In between having fun with fiction, I started the
next logical project: grief, but I struck a difficulty. I wanted to quote
extensively from another book and asked the author’s permission. To my
surprise, she was an echidna/hedgehog on steroids and refused in a rude way.
So, with the book over three quarters completed, I put it away into a dusty
drawer within my computer and wrote other stuff.
Then my darling daughter was diagnosed with
inoperable terminal cancer.
Before you buy the book, you can read the first
chapter, which is about her. http://grief.lhpress.com
I know a surprisingly large number of people who
had cured their cancer (“spontaneous remission”) and kept hoping she would, too.
But also, I immediately put into practice all the techniques I used to teach to
my clients, including the ones I have learned from them. This meant re-reading
my grief manuscript, and trawling through my case notes to refresh my memory.
My daughter will live in my heart as long as I
pester this planet with my presence, but the immense agony of grief is not
there.
The more you give, the more you get, and also the
more you give, the more you grow. I want to do the tiny bit one person can do
to reduce suffering by passing on my tools to as many other people as possible.
So, this book is dedicated to my daughter’s memory.
4. Do you believe we process grief differently at
different times of our lives?
Sally, I have the handicap of a scientific
training. That means I don’t believe anything but go with the evidence.
A child’s grief is very different from an adult’s,
so I have a chapter dedicated to how to help them. Teenagers may be mature
enough to do adult grief, but many react with disrupted and disruptive
behaviour.
And actually, a different kind of maturity is more
relevant than chronological age. This is spiritual age.
An infant spirit won’t bother grieving. You can
only grieve if you can love, and love depends on empathy. To an infant soul,
other people are either tools or obstacles. It’s annoying to lose a tool, but
“hey, I’ll grab another one.”
As we rise in spiritual development, grief hurts
more and more. As I get pummelled by the news, I often wish I was a psychopath
who is not affected by the suffering of other people (including but not limited
to humans). Not that I claim to be enlightened. I need to work off all too much
debit on my karma for that.
All sentient beings are apprentice Jesuses;
apprentice Buddhas. An apprentice learns by copying a master. That’s what I do.
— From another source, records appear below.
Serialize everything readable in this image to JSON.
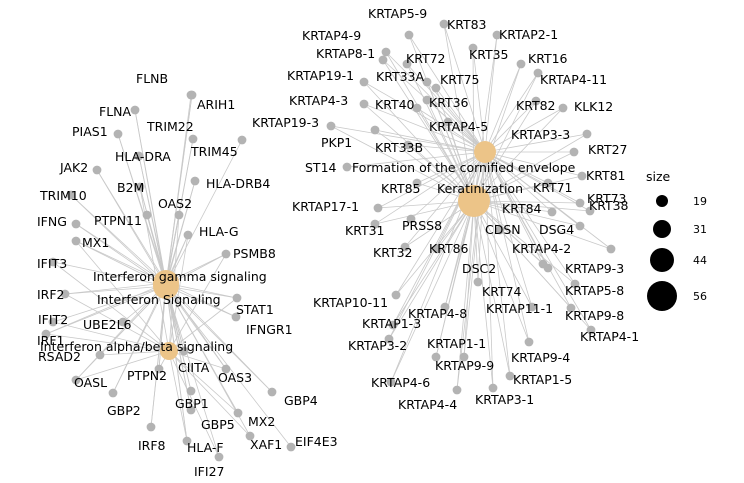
{
  "legend": {
    "title": "size",
    "values": [
      "19",
      "31",
      "44",
      "56"
    ],
    "dot_color": "#000000"
  },
  "colors": {
    "term": "#ecc488",
    "gene": "#b3b3b3",
    "edge": "#c9c9c9"
  },
  "terms": [
    {
      "id": "ifng",
      "label": "Interferon gamma signaling",
      "size": 31
    },
    {
      "id": "ifs",
      "label": "Interferon Signaling",
      "size": 44
    },
    {
      "id": "ifab",
      "label": "Interferon alpha/beta signaling",
      "size": 19
    },
    {
      "id": "cornified",
      "label": "Formation of the cornified envelope",
      "size": 31
    },
    {
      "id": "kera",
      "label": "Keratinization",
      "size": 56
    }
  ],
  "genes": [
    {
      "id": "FLNB",
      "label": "FLNB",
      "terms": [
        "ifng",
        "ifs"
      ]
    },
    {
      "id": "ARIH1",
      "label": "ARIH1",
      "terms": [
        "ifs"
      ]
    },
    {
      "id": "FLNA",
      "label": "FLNA",
      "terms": [
        "ifng",
        "ifs"
      ]
    },
    {
      "id": "TRIM22",
      "label": "TRIM22",
      "terms": [
        "ifng",
        "ifs"
      ]
    },
    {
      "id": "PIAS1",
      "label": "PIAS1",
      "terms": [
        "ifng",
        "ifs"
      ]
    },
    {
      "id": "TRIM45",
      "label": "TRIM45",
      "terms": [
        "ifs"
      ]
    },
    {
      "id": "HLA-DRA",
      "label": "HLA-DRA",
      "terms": [
        "ifng",
        "ifs"
      ]
    },
    {
      "id": "JAK2",
      "label": "JAK2",
      "terms": [
        "ifng",
        "ifs"
      ]
    },
    {
      "id": "HLA-DRB4",
      "label": "HLA-DRB4",
      "terms": [
        "ifng",
        "ifs"
      ]
    },
    {
      "id": "B2M",
      "label": "B2M",
      "terms": [
        "ifng",
        "ifs",
        "ifab"
      ]
    },
    {
      "id": "TRIM10",
      "label": "TRIM10",
      "terms": [
        "ifng",
        "ifs"
      ]
    },
    {
      "id": "OAS2",
      "label": "OAS2",
      "terms": [
        "ifng",
        "ifs",
        "ifab"
      ]
    },
    {
      "id": "IFNG",
      "label": "IFNG",
      "terms": [
        "ifng",
        "ifs"
      ]
    },
    {
      "id": "PTPN11",
      "label": "PTPN11",
      "terms": [
        "ifng",
        "ifs"
      ]
    },
    {
      "id": "HLA-G",
      "label": "HLA-G",
      "terms": [
        "ifng",
        "ifs",
        "ifab"
      ]
    },
    {
      "id": "MX1",
      "label": "MX1",
      "terms": [
        "ifng",
        "ifs",
        "ifab"
      ]
    },
    {
      "id": "PSMB8",
      "label": "PSMB8",
      "terms": [
        "ifng",
        "ifs",
        "ifab"
      ]
    },
    {
      "id": "IFIT3",
      "label": "IFIT3",
      "terms": [
        "ifs",
        "ifab"
      ]
    },
    {
      "id": "IRF2",
      "label": "IRF2",
      "terms": [
        "ifng",
        "ifs",
        "ifab"
      ]
    },
    {
      "id": "STAT1",
      "label": "STAT1",
      "terms": [
        "ifng",
        "ifs",
        "ifab"
      ]
    },
    {
      "id": "IFIT2",
      "label": "IFIT2",
      "terms": [
        "ifs",
        "ifab"
      ]
    },
    {
      "id": "UBE2L6",
      "label": "UBE2L6",
      "terms": [
        "ifs"
      ]
    },
    {
      "id": "IFNGR1",
      "label": "IFNGR1",
      "terms": [
        "ifng",
        "ifs"
      ]
    },
    {
      "id": "IRF1",
      "label": "IRF1",
      "terms": [
        "ifng",
        "ifs",
        "ifab"
      ]
    },
    {
      "id": "RSAD2",
      "label": "RSAD2",
      "terms": [
        "ifs",
        "ifab"
      ]
    },
    {
      "id": "CIITA",
      "label": "CIITA",
      "terms": [
        "ifng",
        "ifs"
      ]
    },
    {
      "id": "OASL",
      "label": "OASL",
      "terms": [
        "ifng",
        "ifs",
        "ifab"
      ]
    },
    {
      "id": "PTPN2",
      "label": "PTPN2",
      "terms": [
        "ifng",
        "ifs",
        "ifab"
      ]
    },
    {
      "id": "OAS3",
      "label": "OAS3",
      "terms": [
        "ifng",
        "ifs",
        "ifab"
      ]
    },
    {
      "id": "GBP2",
      "label": "GBP2",
      "terms": [
        "ifng",
        "ifs"
      ]
    },
    {
      "id": "GBP1",
      "label": "GBP1",
      "terms": [
        "ifng",
        "ifs"
      ]
    },
    {
      "id": "GBP4",
      "label": "GBP4",
      "terms": [
        "ifng",
        "ifs"
      ]
    },
    {
      "id": "GBP5",
      "label": "GBP5",
      "terms": [
        "ifng",
        "ifs"
      ]
    },
    {
      "id": "MX2",
      "label": "MX2",
      "terms": [
        "ifs",
        "ifab"
      ]
    },
    {
      "id": "IRF8",
      "label": "IRF8",
      "terms": [
        "ifng",
        "ifs"
      ]
    },
    {
      "id": "HLA-F",
      "label": "HLA-F",
      "terms": [
        "ifng",
        "ifs",
        "ifab"
      ]
    },
    {
      "id": "XAF1",
      "label": "XAF1",
      "terms": [
        "ifs",
        "ifab"
      ]
    },
    {
      "id": "EIF4E3",
      "label": "EIF4E3",
      "terms": [
        "ifs"
      ]
    },
    {
      "id": "IFI27",
      "label": "IFI27",
      "terms": [
        "ifs",
        "ifab"
      ]
    },
    {
      "id": "KRTAP5-9",
      "label": "KRTAP5-9",
      "terms": [
        "cornified",
        "kera"
      ]
    },
    {
      "id": "KRT83",
      "label": "KRT83",
      "terms": [
        "cornified",
        "kera"
      ]
    },
    {
      "id": "KRTAP2-1",
      "label": "KRTAP2-1",
      "terms": [
        "cornified",
        "kera"
      ]
    },
    {
      "id": "KRTAP4-9",
      "label": "KRTAP4-9",
      "terms": [
        "cornified",
        "kera"
      ]
    },
    {
      "id": "KRTAP8-1",
      "label": "KRTAP8-1",
      "terms": [
        "cornified",
        "kera"
      ]
    },
    {
      "id": "KRT72",
      "label": "KRT72",
      "terms": [
        "cornified",
        "kera"
      ]
    },
    {
      "id": "KRT35",
      "label": "KRT35",
      "terms": [
        "cornified",
        "kera"
      ]
    },
    {
      "id": "KRT16",
      "label": "KRT16",
      "terms": [
        "cornified",
        "kera"
      ]
    },
    {
      "id": "KRTAP19-1",
      "label": "KRTAP19-1",
      "terms": [
        "cornified",
        "kera"
      ]
    },
    {
      "id": "KRT33A",
      "label": "KRT33A",
      "terms": [
        "cornified",
        "kera"
      ]
    },
    {
      "id": "KRT75",
      "label": "KRT75",
      "terms": [
        "cornified",
        "kera"
      ]
    },
    {
      "id": "KRTAP4-11",
      "label": "KRTAP4-11",
      "terms": [
        "cornified",
        "kera"
      ]
    },
    {
      "id": "KRTAP4-3",
      "label": "KRTAP4-3",
      "terms": [
        "cornified",
        "kera"
      ]
    },
    {
      "id": "KRT40",
      "label": "KRT40",
      "terms": [
        "cornified",
        "kera"
      ]
    },
    {
      "id": "KRT36",
      "label": "KRT36",
      "terms": [
        "cornified",
        "kera"
      ]
    },
    {
      "id": "KRT82",
      "label": "KRT82",
      "terms": [
        "cornified",
        "kera"
      ]
    },
    {
      "id": "KLK12",
      "label": "KLK12",
      "terms": [
        "cornified",
        "kera"
      ]
    },
    {
      "id": "KRTAP19-3",
      "label": "KRTAP19-3",
      "terms": [
        "cornified",
        "kera"
      ]
    },
    {
      "id": "KRTAP4-5",
      "label": "KRTAP4-5",
      "terms": [
        "cornified",
        "kera"
      ]
    },
    {
      "id": "PKP1",
      "label": "PKP1",
      "terms": [
        "cornified",
        "kera"
      ]
    },
    {
      "id": "KRTAP3-3",
      "label": "KRTAP3-3",
      "terms": [
        "cornified",
        "kera"
      ]
    },
    {
      "id": "KRT33B",
      "label": "KRT33B",
      "terms": [
        "cornified",
        "kera"
      ]
    },
    {
      "id": "KRT27",
      "label": "KRT27",
      "terms": [
        "cornified",
        "kera"
      ]
    },
    {
      "id": "ST14",
      "label": "ST14",
      "terms": [
        "cornified"
      ]
    },
    {
      "id": "KRT81",
      "label": "KRT81",
      "terms": [
        "cornified",
        "kera"
      ]
    },
    {
      "id": "KRT85",
      "label": "KRT85",
      "terms": [
        "cornified",
        "kera"
      ]
    },
    {
      "id": "KRT71",
      "label": "KRT71",
      "terms": [
        "cornified",
        "kera"
      ]
    },
    {
      "id": "KRT38",
      "label": "KRT38",
      "terms": [
        "cornified",
        "kera"
      ]
    },
    {
      "id": "KRTAP17-1",
      "label": "KRTAP17-1",
      "terms": [
        "cornified",
        "kera"
      ]
    },
    {
      "id": "KRT84",
      "label": "KRT84",
      "terms": [
        "cornified",
        "kera"
      ]
    },
    {
      "id": "KRT73",
      "label": "KRT73",
      "terms": [
        "cornified",
        "kera"
      ]
    },
    {
      "id": "KRT31",
      "label": "KRT31",
      "terms": [
        "cornified",
        "kera"
      ]
    },
    {
      "id": "PRSS8",
      "label": "PRSS8",
      "terms": [
        "cornified"
      ]
    },
    {
      "id": "CDSN",
      "label": "CDSN",
      "terms": [
        "cornified",
        "kera"
      ]
    },
    {
      "id": "DSG4",
      "label": "DSG4",
      "terms": [
        "cornified",
        "kera"
      ]
    },
    {
      "id": "KRTAP4-2",
      "label": "KRTAP4-2",
      "terms": [
        "cornified",
        "kera"
      ]
    },
    {
      "id": "KRT32",
      "label": "KRT32",
      "terms": [
        "cornified",
        "kera"
      ]
    },
    {
      "id": "KRT86",
      "label": "KRT86",
      "terms": [
        "cornified",
        "kera"
      ]
    },
    {
      "id": "DSC2",
      "label": "DSC2",
      "terms": [
        "cornified",
        "kera"
      ]
    },
    {
      "id": "KRTAP9-3",
      "label": "KRTAP9-3",
      "terms": [
        "cornified",
        "kera"
      ]
    },
    {
      "id": "KRT74",
      "label": "KRT74",
      "terms": [
        "cornified",
        "kera"
      ]
    },
    {
      "id": "KRTAP5-8",
      "label": "KRTAP5-8",
      "terms": [
        "cornified",
        "kera"
      ]
    },
    {
      "id": "KRTAP10-11",
      "label": "KRTAP10-11",
      "terms": [
        "cornified",
        "kera"
      ]
    },
    {
      "id": "KRTAP11-1",
      "label": "KRTAP11-1",
      "terms": [
        "cornified",
        "kera"
      ]
    },
    {
      "id": "KRTAP9-8",
      "label": "KRTAP9-8",
      "terms": [
        "cornified",
        "kera"
      ]
    },
    {
      "id": "KRTAP4-8",
      "label": "KRTAP4-8",
      "terms": [
        "cornified",
        "kera"
      ]
    },
    {
      "id": "KRTAP1-3",
      "label": "KRTAP1-3",
      "terms": [
        "cornified",
        "kera"
      ]
    },
    {
      "id": "KRTAP4-1",
      "label": "KRTAP4-1",
      "terms": [
        "cornified",
        "kera"
      ]
    },
    {
      "id": "KRTAP3-2",
      "label": "KRTAP3-2",
      "terms": [
        "cornified",
        "kera"
      ]
    },
    {
      "id": "KRTAP1-1",
      "label": "KRTAP1-1",
      "terms": [
        "cornified",
        "kera"
      ]
    },
    {
      "id": "KRTAP9-4",
      "label": "KRTAP9-4",
      "terms": [
        "cornified",
        "kera"
      ]
    },
    {
      "id": "KRTAP9-9",
      "label": "KRTAP9-9",
      "terms": [
        "cornified",
        "kera"
      ]
    },
    {
      "id": "KRTAP1-5",
      "label": "KRTAP1-5",
      "terms": [
        "cornified",
        "kera"
      ]
    },
    {
      "id": "KRTAP4-6",
      "label": "KRTAP4-6",
      "terms": [
        "cornified",
        "kera"
      ]
    },
    {
      "id": "KRTAP4-4",
      "label": "KRTAP4-4",
      "terms": [
        "cornified",
        "kera"
      ]
    },
    {
      "id": "KRTAP3-1",
      "label": "KRTAP3-1",
      "terms": [
        "cornified",
        "kera"
      ]
    }
  ]
}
5. What are three key pieces of
wisdom/advice/comfort from your book?
1. We survive anything, even death. Before my
daughter died, she told us she’d turn our washing water purple. We save the
output of the washing machine for the garden, and indeed the water from the
first wash after her death was a bright iridescent pink, you know, like highly
diluted beetroot juice. There were no red items in the wash, and a white
tablecloth stayed pristine white.
So, I know she is in a far better place, and still
has her sense of humour, and is loved.
The scientific evidence for what happens after
death is set out at my blog because a grieving person won’t want to wade
through it. https://wp.me/p3Xihq-3oq
2. A major reason for my
ability to process my grief so fast is the Buddhist concept of equanimity.
Suffering has two parts. My
toe (or my heart) hurts, and I want the pain to stop. If I can simply accept
the toe damage sensation or the broken heart, I am not suffering.
This is also central to the
other great religions and philosophies: inshallah
(as Allah wills), God’s will be done, Job’s story...
There is more to it than I can summarise here, and
I am not saying it’s easy, but it is immensely effective.
3. Grief needs to be felt. If you hide from it
behind antidepressants, or worse, addictive substances, if you try to drown it
out with busyness or deny it, it will fester on and on.
But this does not need to be 24 hours a day. By
scheduling it to set times, and faithfully keeping the appointment with your
grief, you can live the rest of your life as if it was normal.
And the two most important thing you need to return
to your life are creativity and fun. And yes, it is possible to have fun while
grieving. If you don’t believe me, ask my daughter.